Он снова намылил щеку, забыл о себе, торопясь добриться. И тут наткнулся глазами на чьи-то чужие глаза, моргнувшие ему из-за плеча.

Он резко обернулся. Перед ним, шутовски стянув кепку, склонил плешивую голову человечек в мятой бархатной куртке. Он тут же распрямился, еще раз, как в зеркале, подмигнул Льву Ильичу потухшим желтым глазом.

– Марафет наводите? Да уж глаза б наши на себя по утрам не глядели такая, извините, харя! Как наш классик сказал: ноги вытереть не захочешь...

Лев Ильич отвернулся, торопливо принялся добривать щеку.

Тот – в мятой куртке все так же стоял сзади, внимательно в зеркале изучая Льва Ильича.

– Может, и мне, это самое, так сказать, привести личность в некое соответствие? – раздумчиво спросил он. – Только смысл-то в чем? В соответствие с чем? С образом, как говорят, и подобием?.. Да после двух десятилетий безупречной службы на ниве отечественного винокурения едва ли, даже с помощью такой великолепной бритвы, обретешь сие подобие... Или вы, гражданин, на сей предмет смотрите иначе?

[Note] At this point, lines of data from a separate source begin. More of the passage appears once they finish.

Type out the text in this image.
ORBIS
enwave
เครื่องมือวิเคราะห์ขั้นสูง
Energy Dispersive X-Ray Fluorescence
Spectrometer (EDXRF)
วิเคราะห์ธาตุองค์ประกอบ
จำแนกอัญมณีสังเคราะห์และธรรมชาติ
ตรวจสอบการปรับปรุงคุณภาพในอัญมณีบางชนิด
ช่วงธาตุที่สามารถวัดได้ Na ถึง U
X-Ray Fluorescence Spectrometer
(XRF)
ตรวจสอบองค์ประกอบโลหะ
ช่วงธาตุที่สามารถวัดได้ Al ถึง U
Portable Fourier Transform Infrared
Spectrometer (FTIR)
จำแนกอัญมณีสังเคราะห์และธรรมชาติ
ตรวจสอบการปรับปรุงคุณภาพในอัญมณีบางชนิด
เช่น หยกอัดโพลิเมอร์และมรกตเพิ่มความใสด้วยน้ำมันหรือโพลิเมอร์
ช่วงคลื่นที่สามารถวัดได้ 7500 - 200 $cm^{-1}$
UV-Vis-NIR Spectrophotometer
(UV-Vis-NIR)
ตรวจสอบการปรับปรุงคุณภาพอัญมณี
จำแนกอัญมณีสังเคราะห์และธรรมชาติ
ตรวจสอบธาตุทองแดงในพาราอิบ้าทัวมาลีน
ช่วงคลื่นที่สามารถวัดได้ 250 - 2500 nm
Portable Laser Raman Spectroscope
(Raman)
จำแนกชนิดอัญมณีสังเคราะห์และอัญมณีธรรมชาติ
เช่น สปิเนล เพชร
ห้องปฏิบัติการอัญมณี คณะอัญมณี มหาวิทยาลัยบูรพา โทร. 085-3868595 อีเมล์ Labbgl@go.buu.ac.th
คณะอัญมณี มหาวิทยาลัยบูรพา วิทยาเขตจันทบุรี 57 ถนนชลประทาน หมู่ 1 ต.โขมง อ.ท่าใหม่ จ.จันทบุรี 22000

Лев Ильич сполоснул лицо и обернулся, обтираясь полотенцем.

– Н-да, позавидуешь, – сказал плешивый с искренним огорчением, – с таким портретом, как у вас, и в восемь часов продадут, ждать не надо.

– Какой сегодня день? – спросил Лев Ильич.

– А! – обрадовался плешивый. – У вас те же заботы, та же неясность в мыслях, то же отсутствие быта, но что самое главное – та же свобода в действиях!.. Сегодня четверг, с вашего позволения. Может ли это повлиять на наше с вами бедственное положение?

– Четверг? – переспросил Лев Ильич, почувствовав смутное беспокойство. Сегодня четверг?..

Почему тогда сказано было о "четверге"? – думал он. Значит это что-то или просто день – среда, пятница... "Что ж ты думал, четверга и вовсе не будет?.."

– Ура! – закричал плешивый. – Сегодня я поверил в себя – в гениальность своей интуиции, в свою сверкающую надо мной звезду, не важно, утренняя она или вечерняя, но скорей утренняя, ибо, с одной стороны, кто ж вечером глядит в небо, есть еще куда посмотреть, а с другой – куда ж еще глядеть утром, ибо все наши возможности пока перекрыты... В четверг у вас зарплата – я угадал?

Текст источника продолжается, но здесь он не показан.